The integrated tool will support risk assessment depending on preexisting liver disease and damage of the liver. This requires integrating underlying pathophysiologic conditions and preexisting risk states on an individual basis. For example, steatosis and other chronic liver diseases (such as cirrhosis already impairing liver function) substantially impact the function of the future liver remnant and its regeneration, and hence increase the risk of postoperative complications and liver failure. Surgeons and patients will benefit from more comprehensive risk predictions taking functional aspects into account without the need of own expertise in multi-scale computational modeling in the implementation.

Future developments

Further development of such an integrated liver model can be envisioned to obtain better disease- or cohort-specific predictions and to enhance the prognostic power for the individual patient.

Reaching better disease- or cohort -specific predictions would call for including further cohort-specific data to tune the integrated model according to the specific aspect in question. Doing so will contribute to getting a better insight into disease progression and curation. However, this will require to generate considerably more animal experimental data of the specific disease and of course to collect a substantial amount of additional cohort-specific clinical data.

Such data are needed to generate probabilistic disease models, which have to be integrated into the proposed “liver resection and regeneration” model.

Enhancing the prognostic power for the individual patient could be achieved by extending the knowledge-based selection of relevant patient-specific pre-, peri-, and postoperative data considered to be relevant. Additional input data regarding the activity and severity of the complicating liver disease as well as data regarding the general patient condition (e.g., cardiovascular condition) appears extremely useful for this purpose. Similarly, additional outcome data would be necessary, requiring an detailed follow-up of the patient to collect data regarding extra-hepatic surgical and general complications [e.g., abscess formation, postoperative infections and grade their severity (Clavien-Dindo classification)] and reflecting the recovery of the patient's general condition (e.g., days in ICU and in hospital). However, increasing the number of entry variables would call for a higher number of outcome observations.

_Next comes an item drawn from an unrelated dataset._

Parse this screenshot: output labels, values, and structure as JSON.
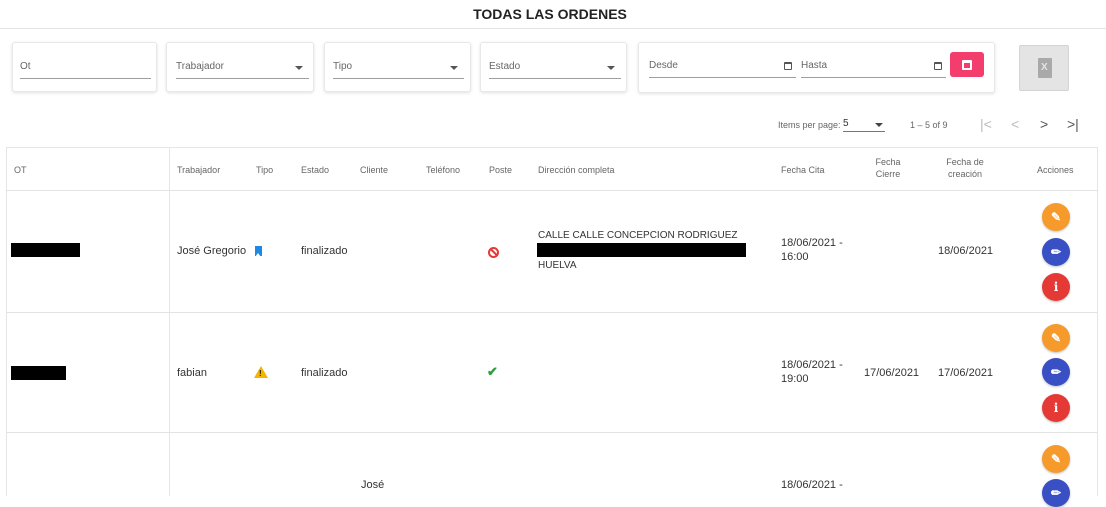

Alternatively, this could also be achieved using a “big data” approach by focussing on creating an interface with the currently used hospital information systems to have access to all patients and all patient-specific information. Following this approach, a rather large number of patients would be needed to reflect the high data variability as presented in true patient cohorts.

Medical challenges

Determining the preoperative state of the liver and the expected alterations after surgery must be improved to optimize surgical planning and reduce the probability of postoperative liver failure. This involves several challenges.

Improving preoperative diagnostics

Here, the key point is to improve spatial resolution, which will benefit the assessment of morphological and structural alterations due to the underlying preexisting hepatic disease, the assessment of hepatic perfusion, and most importantly, the quantitative assessment of hepatic function.

Identifying prognostically relevant aspects of hepatic function and their spatially resolved assessment

Identifying meaningful and relevant diagnostic assays from the multitude of available assays is a major challenge. These assays should be non-invasive and serve as a basis for valid predictions regarding surgical complications, surgical outcome, and changes in liver functions following liver surgery.

Estimating surgically induced damage

It is not sufficient to only quantify the loss of liver volume due to tissue removal, but also necessary to quantify the volume of liver tissue at risk due to alterations of hepatic perfusion. The key challenge is to estimate the loss of functional tissue with respect to the extent of resection, the resection surface, and the resection technique. In addition, preexisting global liver diseases impair hepatic function in a spatially heterogenous way (cf. the section “Hepatic Diseases”), which has to be taken into account during the surgical planning phase.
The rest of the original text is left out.